The men, both tough, both fatigued, faced each other through a half-inch of bulletproof glass, a milky sheet as smeared as the walls were scuffed. The business end of eighty-year-old Trevor County Detention had no desire, or reason, to pretty itself up.
Slim, tall Jon Merritt was dressed in a dark suit—the deepest shade of navy blue, good for job interviews and funerals. It was a size too big. A complementing white shirt too, frayed where frays happen. The last time he had worn this outfit was more than ten months ago. In the interim his garb, not of his choosing, had been bright orange.
“You’re looking like an ace,” the guard said. Larkin was a large Black man whose uniform was much the same shade as Merritt’s suit.
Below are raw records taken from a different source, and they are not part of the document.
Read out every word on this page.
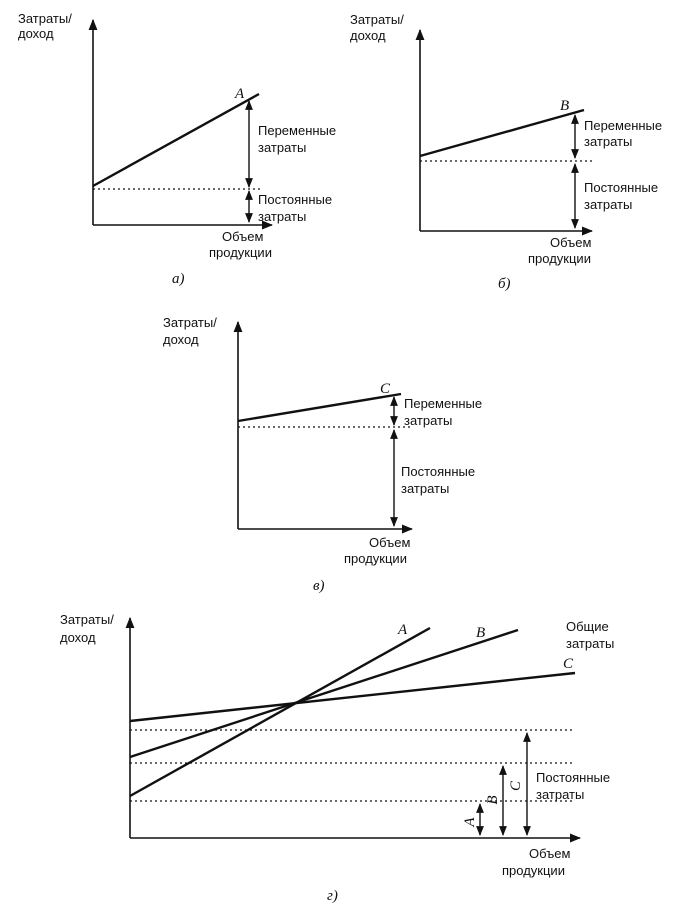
Затраты/
доход
A
Переменные
затраты
Постоянные
затраты
Объем
продукции
а)
Затраты/
доход
B
Переменные
затраты
Постоянные
затраты
Объем
продукции
б)
Затраты/
доход
C
Переменные
затраты
Постоянные
затраты
Объем
продукции
в)
Затраты/
доход	A	B
C
Общие
затраты
A
B
C
Постоянные
затраты
Объем
продукции
г)
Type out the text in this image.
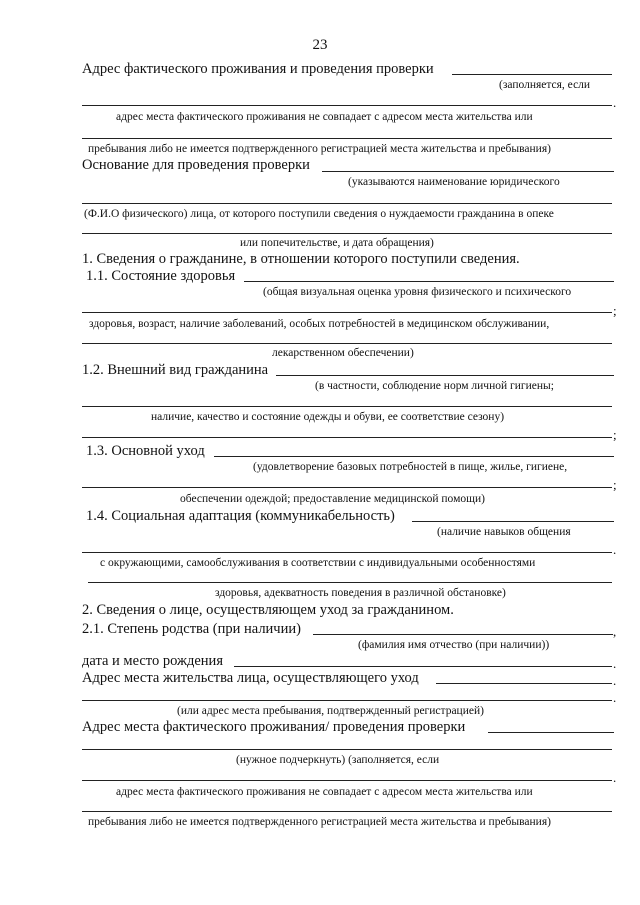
23
Адрес фактического проживания и проведения проверки
(заполняется, если
.
адрес места фактического проживания не совпадает с адресом места жительства или
пребывания либо не имеется подтвержденного регистрацией места жительства и пребывания)
Основание для проведения проверки
(указываются наименование юридического
(Ф.И.О физического) лица, от которого поступили сведения о нуждаемости гражданина в опеке
или попечительстве, и дата обращения)
1. Сведения о гражданине, в отношении которого поступили сведения.
1.1. Состояние здоровья
(общая визуальная оценка уровня физического и психического
;
здоровья, возраст, наличие заболеваний, особых потребностей в медицинском обслуживании,
лекарственном обеспечении)
1.2. Внешний вид гражданина
(в частности, соблюдение норм личной гигиены;
наличие, качество и состояние одежды и обуви, ее соответствие сезону)
;
1.3. Основной уход
(удовлетворение базовых потребностей в пище, жилье, гигиене,
;
обеспечении одеждой; предоставление медицинской помощи)
1.4. Социальная адаптация (коммуникабельность)
(наличие навыков общения
.
с окружающими, самообслуживания в соответствии с индивидуальными особенностями
здоровья, адекватность поведения в различной обстановке)
2. Сведения о лице, осуществляющем уход за гражданином.
2.1. Степень родства (при наличии)	,
(фамилия имя отчество (при наличии))
дата и место рождения	.
Адрес места жительства лица, осуществляющего уход	.
.
(или адрес места пребывания, подтвержденный регистрацией)
Адрес места фактического проживания/ проведения проверки
(нужное подчеркнуть) (заполняется, если
.
адрес места фактического проживания не совпадает с адресом места жительства или
пребывания либо не имеется подтвержденного регистрацией места жительства и пребывания)
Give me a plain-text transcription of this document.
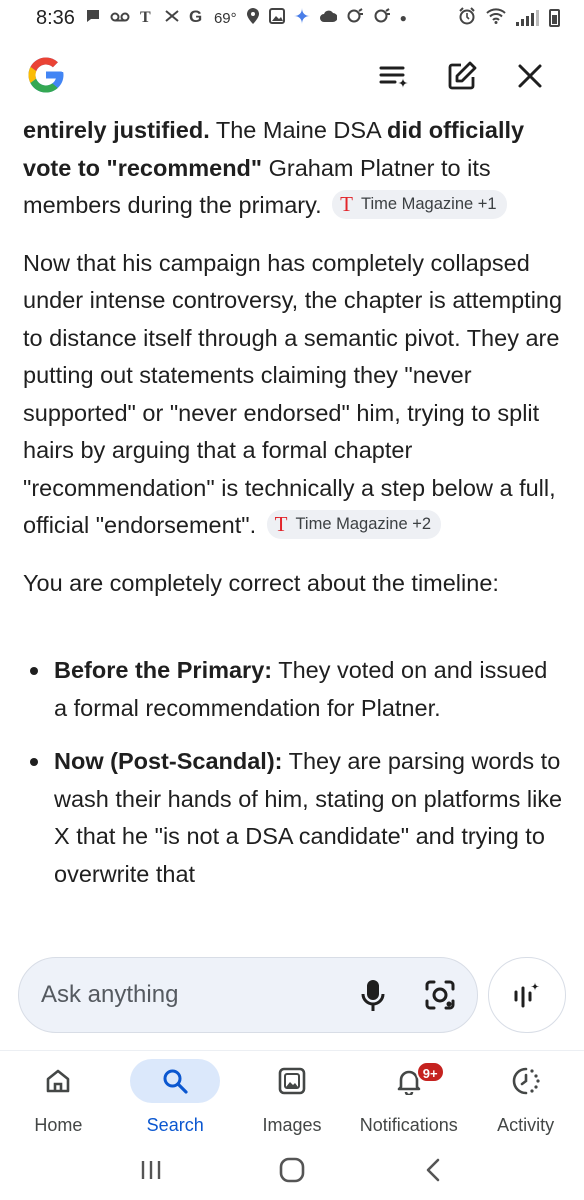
8:36	T G 69°	●

entirely justified. The Maine DSA did officially vote to "recommend" Graham Platner to its members during the primary. T Time Magazine +1

Now that his campaign has completely collapsed under intense controversy, the chapter is attempting to distance itself through a semantic pivot. They are putting out statements claiming they "never supported" or "never endorsed" him, trying to split hairs by arguing that a formal chapter "recommendation" is technically a step below a full, official "endorsement". T Time Magazine +2

You are completely correct about the timeline:

Before the Primary: They voted on and issued a formal recommendation for Platner.
Now (Post-Scandal): They are parsing words to wash their hands of him, stating on platforms like X that he "is not a DSA candidate" and trying to overwrite that
Ask anything
Home	Search	Images
9+
Notifications Activity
“Oh, I just shine, don’t I?”
The guard paused, maybe wondering how stinging the sarcasm was meant to be. “Here you go.”
Merritt took the envelope that contained his wallet, watch and wedding ring. The ring went into his pocket, the watch onto his wrist. The battery had behaved and the instrument showed the correct time: 9:02 a.m.
Looking through the wallet. The bills—$140—were still there, but the envelope no longer contained the coins he’d had. A credit card and an ATM card were present too. He was surprised.